Igneous rocks or volcanic rocks have produced some of the world’s finest geodes. Formed directly from magma below the surface of the crust, more specifically known as intrusive igneous rock, when gas failed to escape thus creating a cavity once the magma cools. Imagine making a pancake batter with bubbles, once it is cooked and sliced open you will see cavities left behind by the bubbles. Geodes that form from sedimentary rocks, on the other hand, can be caused by either dissolving of the core or cavity left behind by organic matter. 

Moroccan Geode
An unbroken geode (left) and a hollow geode (right)

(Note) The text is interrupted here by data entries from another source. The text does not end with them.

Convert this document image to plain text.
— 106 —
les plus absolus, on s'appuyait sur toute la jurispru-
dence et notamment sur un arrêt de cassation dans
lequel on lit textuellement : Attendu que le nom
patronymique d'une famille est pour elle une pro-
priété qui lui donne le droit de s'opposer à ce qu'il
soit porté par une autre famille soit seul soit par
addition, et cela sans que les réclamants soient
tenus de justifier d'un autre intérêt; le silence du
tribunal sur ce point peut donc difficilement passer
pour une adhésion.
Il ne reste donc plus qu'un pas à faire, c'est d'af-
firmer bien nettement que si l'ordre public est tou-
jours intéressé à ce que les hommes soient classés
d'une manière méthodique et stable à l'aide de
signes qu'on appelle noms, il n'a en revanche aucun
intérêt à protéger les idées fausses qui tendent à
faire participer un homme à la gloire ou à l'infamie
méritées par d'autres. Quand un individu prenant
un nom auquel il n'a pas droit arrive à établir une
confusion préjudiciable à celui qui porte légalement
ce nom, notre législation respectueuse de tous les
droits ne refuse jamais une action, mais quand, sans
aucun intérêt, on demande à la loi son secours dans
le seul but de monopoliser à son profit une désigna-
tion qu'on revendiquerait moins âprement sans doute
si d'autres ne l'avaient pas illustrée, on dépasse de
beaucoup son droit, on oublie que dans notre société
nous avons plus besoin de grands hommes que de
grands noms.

Once the outer part of the geode has been solidified, the second stage of formation takes place – the growth of minerals. As the porous geodes sit and wait, waves of hydrothermal fluids or groundwater flow through the host geode, bringing chemicals with them. When the chemicals slowly get deposited within, the first layer of mineral hardens on the wall. Agate or chalcedony usually make up the first layer in most geodes. With time, different temperatures and chemicals decide what crystallized mineral occupies the cavity. 

The whole process takes millions of years to form, just like any other minerals and gemstones. The result is a rock with a tough exterior and crystalline interior, exposed to the surface by natural weathering for easy discovery and extraction. With a tough exterior, breaking geodes may not always be simple. The cheapest method to break it is by using the geode as a hammer and smashing it on a solid rock surface (definitely not your home tiles), although using an iron hammer with a chisel would be more practical. Some larger and tougher geodes need to be broken with a geode cracker.

Mexican geode
Geode with red matrix with needle-like quartz crystals

Just like a Kinder Surprise, you will never know what you might find inside of a geode and that is one of the reasons why geodes are popular. The suspense, eagerness, and expectation during and after breaking process are all part of the geode-breaking enjoyment. However do not be surprised when it does not have crystals inside, nature does not always produce perfect minerals and gemstones.